I knew I wanted labels on the jars but I wanted them to state their IN or OUT status. This was not where we finally went.
Once this sketch was approved, I went to a more finished sketch.
The thing about being a portrait painter as an illustrator is that you learn to connect the reader or viewer to the subject matter through eye contact. A myriad of specimen jars would look impressive but we would just see them and not necessarily feel anything right away. Eye contact was crucial.
The hard part of this assignment was the scientific nature of the article. Each animal I chose had to be part of this conversation. Were they in danger? Were they being saved and is this specific animal the right one?
This process took a while. The front jar was important. I considered all the animals I found and this specific tree frog had the most 'humanoid' possibilities.

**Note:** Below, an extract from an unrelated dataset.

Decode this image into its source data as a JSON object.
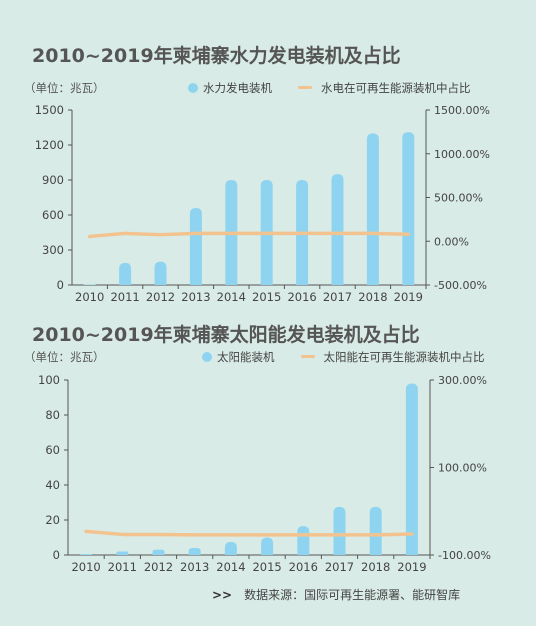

First digital sketch with a Penguin...not quite right.
This slowly worked out design took a while. It is almost exactly what I painted in the end. I loved the animals, how they played against each other and even the white. Still, I wanted to have them on a table. It could have worked either way. Highlights pop better on a value other than white. The only thing I had to do was to put the labels ON the jars. That was a bit heartbreaking but it works better.
I had to acquire many different specimen jars in order to visualize the look of the painting.
I loved this huge cork top. It would mean the jar would not have to distort at the top and therefore one could see the animal more clearly...plus it's just cool.
As much as I like a challenge, the type was put in digitally. This crop is the heart of the image.
Thanks again to Mike Mrak, who many of us know through the Society of Illustrators. He's a great guy and smart Art Director.
Finally, let's take care of this planet.